Putting you up to the legal test... The Truth, the whole truth and nothing but the truth.

The Truth: Yes. Tony generally posts things that are true.
The Whole Truth: No, almost never does Tony post the whole truth. Only the one side, that being the side that makes Apple appear in the best light.
Nothing but the Truth: 50/50 (The truth plus spin)

If it were a court of law, you'd be held in contempt.

By maugrimtr on 1/4/2013 10:26:47 AM , Rating: 2
Tony never tells the whole truth. If you take his version at face value, it makes Apple look brilliant in outspending its competitors like everyone else should be doing the same thing. This utterly ignores the obvious simple truth...

Apple outspending everyone else is not impressive. It only means that Apple is behind everyone else and trying to catch up. Samsung already has manufacturing facilities and chip fabs. Intel already has too many fabs to keep track of. Google doesn't manufacture anything other than data centres (subsidiaries aside).

Only Apple needs to sink $8B into CapEx to pay its suppliers to ramp up equipment, fab lines, manufacturing capacity, and then to ensure their exclusivity for Apple needs. This keeps the cost of capital and utilisation risks with Apple, and the local risks (including staffing and operation) with the supplier.

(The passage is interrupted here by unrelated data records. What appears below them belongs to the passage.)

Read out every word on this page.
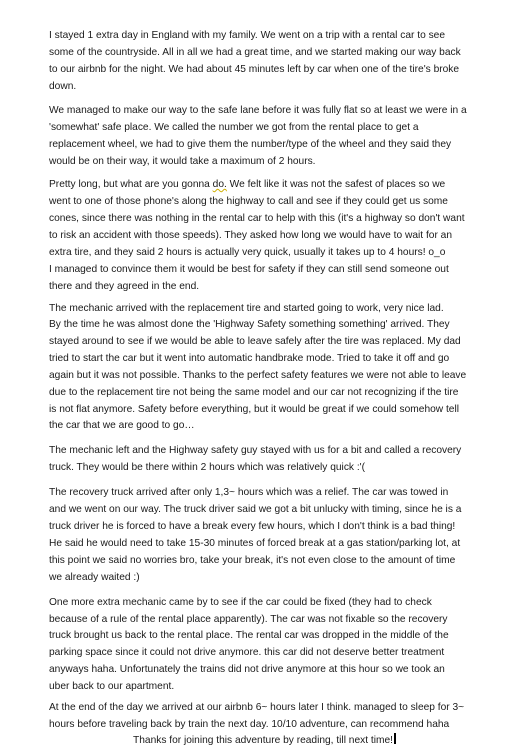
I stayed 1 extra day in England with my family. We went on a trip with a rental car to see

some of the countryside. All in all we had a great time, and we started making our way back

to our airbnb for the night. We had about 45 minutes left by car when one of the tire's broke

down.

We managed to make our way to the safe lane before it was fully flat so at least we were in a

'somewhat' safe place. We called the number we got from the rental place to get a

replacement wheel, we had to give them the number/type of the wheel and they said they

would be on their way, it would take a maximum of 2 hours.

Pretty long, but what are you gonna do. We felt like it was not the safest of places so we

went to one of those phone's along the highway to call and see if they could get us some

cones, since there was nothing in the rental car to help with this (it's a highway so don't want

to risk an accident with those speeds). They asked how long we would have to wait for an

extra tire, and they said 2 hours is actually very quick, usually it takes up to 4 hours! o_o

I managed to convince them it would be best for safety if they can still send someone out

there and they agreed in the end.

The mechanic arrived with the replacement tire and started going to work, very nice lad.

By the time he was almost done the 'Highway Safety something something' arrived. They

stayed around to see if we would be able to leave safely after the tire was replaced. My dad

tried to start the car but it went into automatic handbrake mode. Tried to take it off and go

again but it was not possible. Thanks to the perfect safety features we were not able to leave

due to the replacement tire not being the same model and our car not recognizing if the tire

is not flat anymore. Safety before everything, but it would be great if we could somehow tell

the car that we are good to go…

The mechanic left and the Highway safety guy stayed with us for a bit and called a recovery

truck. They would be there within 2 hours which was relatively quick :'(

The recovery truck arrived after only 1,3~ hours which was a relief. The car was towed in

and we went on our way. The truck driver said we got a bit unlucky with timing, since he is a

truck driver he is forced to have a break every few hours, which I don't think is a bad thing!

He said he would need to take 15-30 minutes of forced break at a gas station/parking lot, at

this point we said no worries bro, take your break, it's not even close to the amount of time

we already waited :)

One more extra mechanic came by to see if the car could be fixed (they had to check

because of a rule of the rental place apparently). The car was not fixable so the recovery

truck brought us back to the rental place. The rental car was dropped in the middle of the

parking space since it could not drive anymore. this car did not deserve better treatment

anyways haha. Unfortunately the trains did not drive anymore at this hour so we took an

uber back to our apartment.

At the end of the day we arrived at our airbnb 6~ hours later I think. managed to sleep for 3~

hours before traveling back by train the next day. 10/10 adventure, can recommend haha

Thanks for joining this adventure by reading, till next time!
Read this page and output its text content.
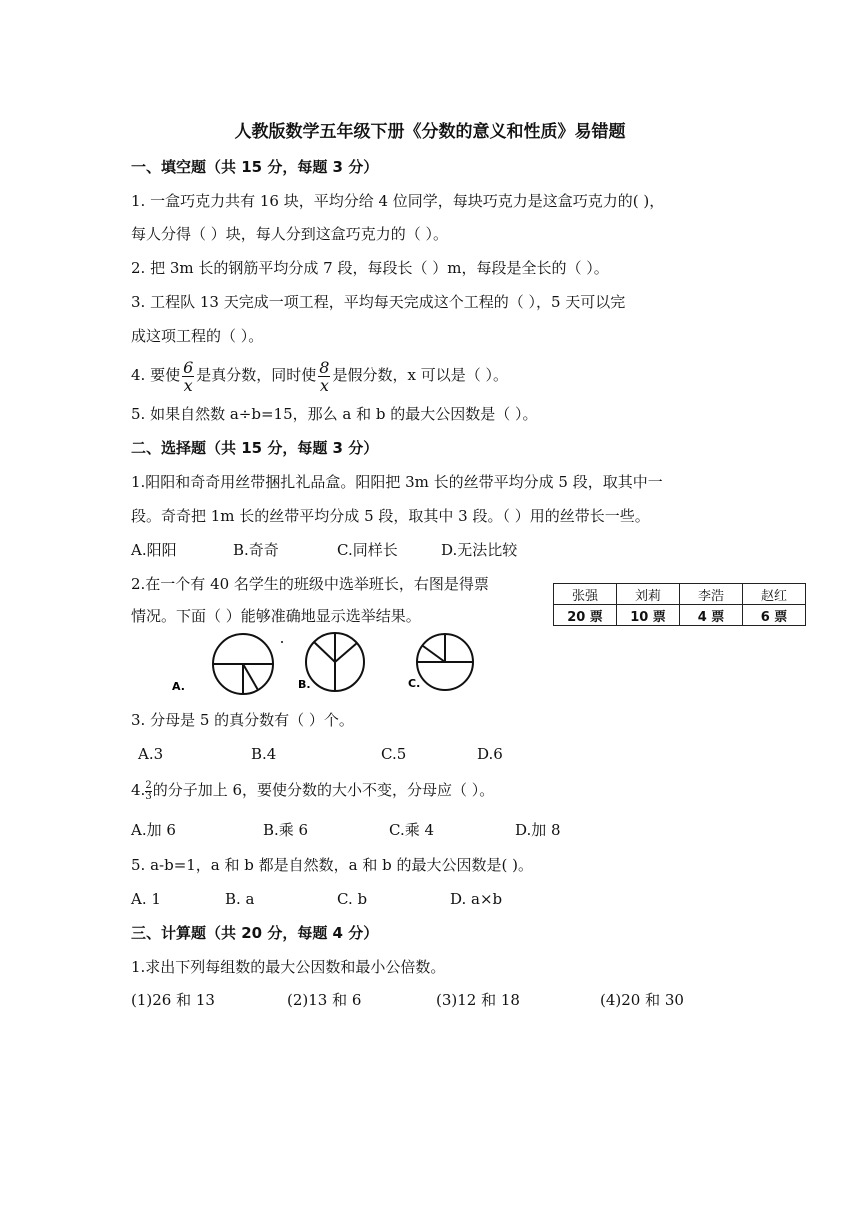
人教版数学五年级下册《分数的意义和性质》易错题
一、填空题（共 15 分，每题 3 分）
1. 一盒巧克力共有 16 块，平均分给 4 位同学，每块巧克力是这盒巧克力的( )，
每人分得（ ）块，每人分到这盒巧克力的（ ）。
2. 把 3m 长的钢筋平均分成 7 段，每段长（ ）m，每段是全长的（ ）。
3. 工程队 13 天完成一项工程，平均每天完成这个工程的（ ），5 天可以完
成这项工程的（ ）。
4. 要使 $\frac{6}{x}$ 是真分数，同时使 $\frac{8}{x}$ 是假分数，x 可以是（ ）。
5. 如果自然数 a÷b=15，那么 a 和 b 的最大公因数是（ ）。
二、选择题（共 15 分，每题 3 分）
1.阳阳和奇奇用丝带捆扎礼品盒。阳阳把 3m 长的丝带平均分成 5 段，取其中一
段。奇奇把 1m 长的丝带平均分成 5 段，取其中 3 段。（ ）用的丝带长一些。
A.阳阳	B.奇奇	C.同样长	D.无法比较
2.在一个有 40 名学生的班级中选举班长，右图是得票
情况。下面（ ）能够准确地显示选举结果。
张强	刘莉	李浩	赵红
20 票	10 票	4 票	6 票
A.	B.	C.
3. 分母是 5 的真分数有（ ）个。
A.3	B.4	C.5	D.6
4. $\frac{2}{3}$ 的分子加上 6，要使分数的大小不变，分母应（ ）。
A.加 6	B.乘 6	C.乘 4	D.加 8
5. a-b=1，a 和 b 都是自然数，a 和 b 的最大公因数是( )。
A. 1	B. a	C. b	D. a×b
三、计算题（共 20 分，每题 4 分）
1.求出下列每组数的最大公因数和最小公倍数。
(1)26 和 13	(2)13 和 6	(3)12 和 18	(4)20 和 30
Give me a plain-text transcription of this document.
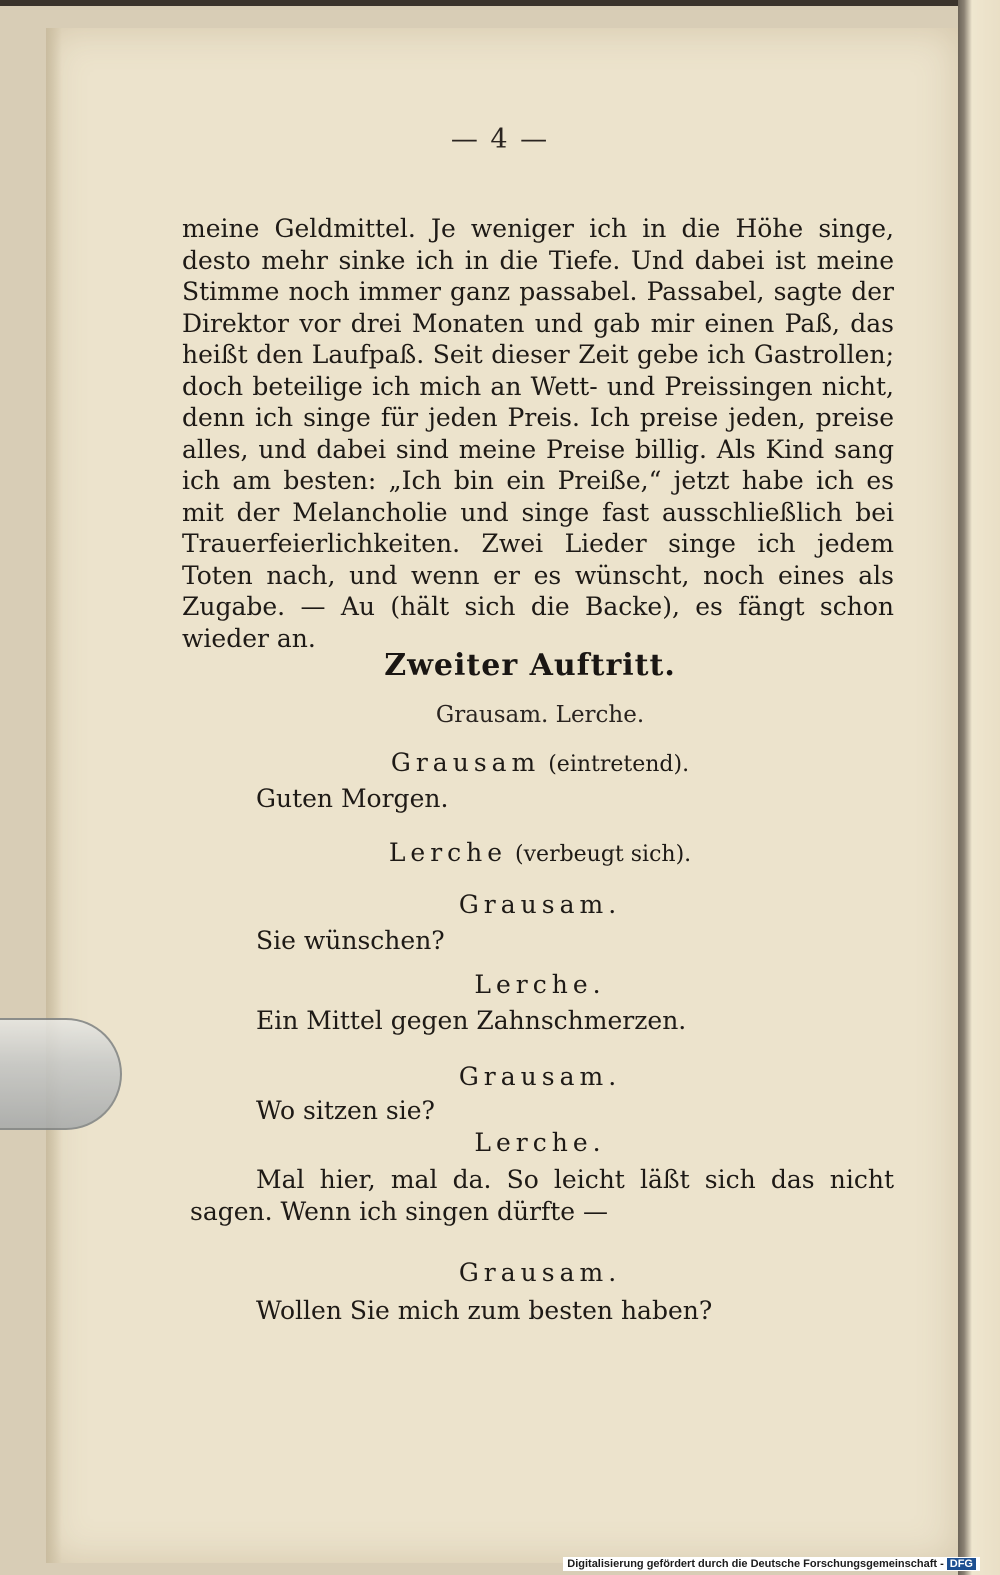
— 4 —

meine Geldmittel. Je weniger ich in die Höhe singe, desto mehr sinke ich in die Tiefe. Und dabei ist meine Stimme noch immer ganz passabel. Passabel, sagte der Direktor vor drei Monaten und gab mir einen Paß, das heißt den Laufpaß. Seit dieser Zeit gebe ich Gastrollen; doch beteilige ich mich an Wett- und Preissingen nicht, denn ich singe für jeden Preis. Ich preise jeden, preise alles, und dabei sind meine Preise billig. Als Kind sang ich am besten: „Ich bin ein Preiße,“ jetzt habe ich es mit der Melancholie und singe fast ausschließlich bei Trauerfeierlichkeiten. Zwei Lieder singe ich jedem Toten nach, und wenn er es wünscht, noch eines als Zugabe. — Au (hält sich die Backe), es fängt schon wieder an.

Zweiter Auftritt.
Grausam. Lerche.
Grausam (eintretend).
Guten Morgen.
Lerche (verbeugt sich).
Grausam.
Sie wünschen?
Lerche.
Ein Mittel gegen Zahnschmerzen.
Grausam.
Wo sitzen sie?
Lerche.
Mal hier, mal da. So leicht läßt sich das nicht sagen. Wenn ich singen dürfte —
Grausam.
Wollen Sie mich zum besten haben?
Digitalisierung gefördert durch die Deutsche Forschungsgemeinschaft - DFG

From that perspective, what else could Apple do? They require exclusive access to fabs and such to keep their production on time and at capacity. Samsung certainly won't give them exclusive access when it has its own burgeoning market to serve. Apple will take the capital hit, the extra risks, and even a very predictable drop in quality to get that exclusivity. THAT agrees with Tony's opening points about Apple's plans but it doesn't mean that Apple are special - just that they are in a tight corner they didn't see coming and need to spend their way out of it quickly.

If there is a Tech War, this is one battle where Apple was caught with its shorts down. Luckily it has the resources to get back to the War more or less intact.